Jonas: Okay. Let’s move on. Second question is, there’s been — sometimes you can tell more from the non-answer than from the answer.
OK, non-answer answers are revealing if the question is “Are you asleep?” But I’m not exactly sure how helpful Musk’s non-rejoinder is. At a stock price of $465, Tesla, negative with respect to both net income and free cash flow, would have a market cap greater than that of GM or Ford. Jonas seems to be suggesting that we “forget like” worrying about such trifles as positive earnings.

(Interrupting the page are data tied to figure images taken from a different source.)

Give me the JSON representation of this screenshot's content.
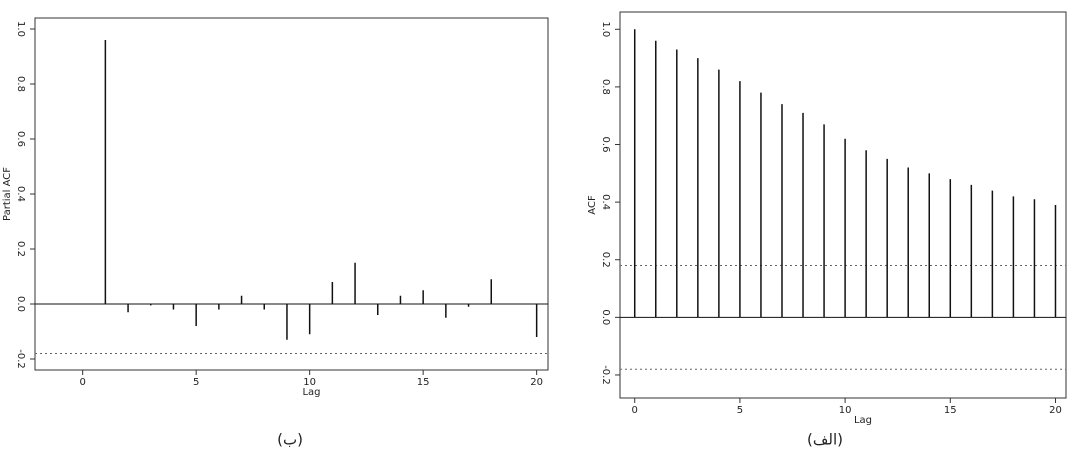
{
  "chart_data": [
    {
      "type": "stem",
      "y_label": "Partial ACF",
      "x_label": "Lag",
      "caption": "(ب)",
      "x": [
        1,
        2,
        3,
        4,
        5,
        6,
        7,
        8,
        9,
        10,
        11,
        12,
        13,
        14,
        15,
        16,
        17,
        18,
        19,
        20
      ],
      "values": [
        0.96,
        -0.03,
        -0.005,
        -0.02,
        -0.08,
        -0.02,
        0.03,
        -0.02,
        -0.13,
        -0.11,
        0.08,
        0.15,
        -0.04,
        0.03,
        0.05,
        -0.05,
        -0.01,
        0.09,
        0.0,
        -0.12
      ],
      "bounds": [
        -0.18
      ],
      "color": "#111",
      "xlim": [
        -2.1,
        20.5
      ],
      "xticks": [
        0,
        5,
        10,
        15,
        20
      ],
      "ylim": [
        -0.24,
        1.04
      ],
      "yticks": [
        {
          "value": -0.2,
          "label": "-0.2"
        },
        {
          "value": 0,
          "label": "0.0"
        },
        0.2,
        0.4,
        0.6,
        0.8,
        {
          "value": 1,
          "label": "1.0"
        }
      ]
    },
    {
      "type": "stem",
      "y_label": "ACF",
      "x_label": "Lag",
      "caption": "(الف)",
      "x": [
        0,
        1,
        2,
        3,
        4,
        5,
        6,
        7,
        8,
        9,
        10,
        11,
        12,
        13,
        14,
        15,
        16,
        17,
        18,
        19,
        20
      ],
      "values": [
        1.0,
        0.96,
        0.93,
        0.9,
        0.86,
        0.82,
        0.78,
        0.74,
        0.71,
        0.67,
        0.62,
        0.58,
        0.55,
        0.52,
        0.5,
        0.48,
        0.46,
        0.44,
        0.42,
        0.41,
        0.39
      ],
      "bounds": [
        0.18,
        -0.18
      ],
      "color": "#111",
      "xlim": [
        -0.7,
        20.5
      ],
      "xticks": [
        0,
        5,
        10,
        15,
        20
      ],
      "ylim": [
        -0.28,
        1.06
      ],
      "yticks": [
        {
          "value": -0.2,
          "label": "-0.2"
        },
        {
          "value": 0,
          "label": "0.0"
        },
        0.2,
        0.4,
        0.6,
        0.8,
        {
          "value": 1,
          "label": "1.0"
        }
      ]
    }
  ]
}
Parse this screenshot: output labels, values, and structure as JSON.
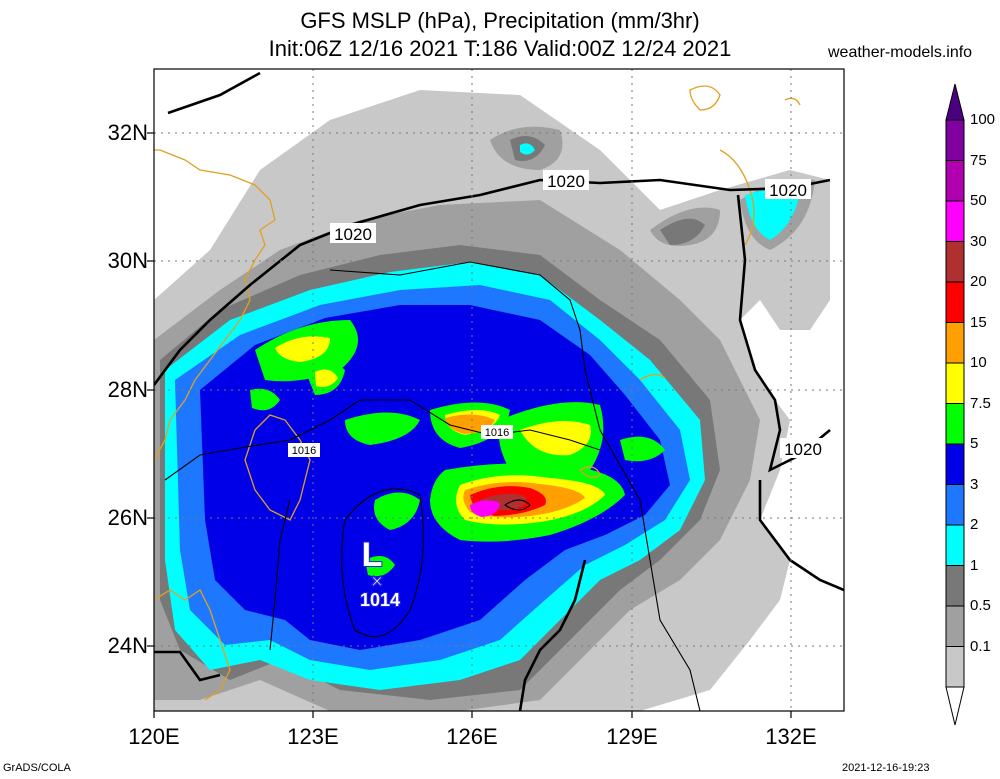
{
  "header": {
    "title_line1": "GFS MSLP (hPa), Precipitation (mm/3hr)",
    "title_line2": "Init:06Z 12/16 2021 T:186 Valid:00Z 12/24 2021",
    "site": "weather-models.info"
  },
  "footer": {
    "left": "GrADS/COLA",
    "right": "2021-12-16-19:23"
  },
  "map": {
    "lon_labels": [
      "120E",
      "123E",
      "126E",
      "129E",
      "132E"
    ],
    "lat_labels": [
      "32N",
      "30N",
      "28N",
      "26N",
      "24N"
    ],
    "isobar_labels": [
      "1020",
      "1020",
      "1020",
      "1016",
      "1016",
      "1020"
    ],
    "low": {
      "symbol": "L",
      "pressure": "1014"
    }
  },
  "legend": {
    "labels": [
      "100",
      "75",
      "50",
      "30",
      "20",
      "15",
      "10",
      "7.5",
      "5",
      "3",
      "2",
      "1",
      "0.5",
      "0.1"
    ],
    "colors": [
      "#8000a0",
      "#b000b0",
      "#ff00ff",
      "#b03030",
      "#ff0000",
      "#ffa000",
      "#ffff00",
      "#00ff00",
      "#0000e8",
      "#1e78ff",
      "#00ffff",
      "#787878",
      "#a0a0a0",
      "#c8c8c8"
    ]
  }
}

Bud Fox News‘s Silence Bellows spoke with Ingeborg von Zitzewitz, Director of the Philip K. Dick Time Travel Institute, who had this to say about Jonas’s attempt at creative writing:
It’s a scary dystopian vision with driverless cars dominating a bleak futuristic landscape. Jonas imagines a United States where Tesla, not realizing that it is jeopardizing the human race, cranks out over 550,000 of these machines, who quickly surpass mankind because these autonomous vehicles are “able to learn through over-the-air firmware updates at any time.” In this nightmare scenario, reality becomes “the shared mobility public transportation hyper-structure.” It’s terrible equity research, but it’s brilliant speculative fiction.
It should be noted that Morgan Stanley has an investment banking relationship with Tesla, so when Jonas’s real Tesla report is published, one thing is certain: It will have a buy rating on it.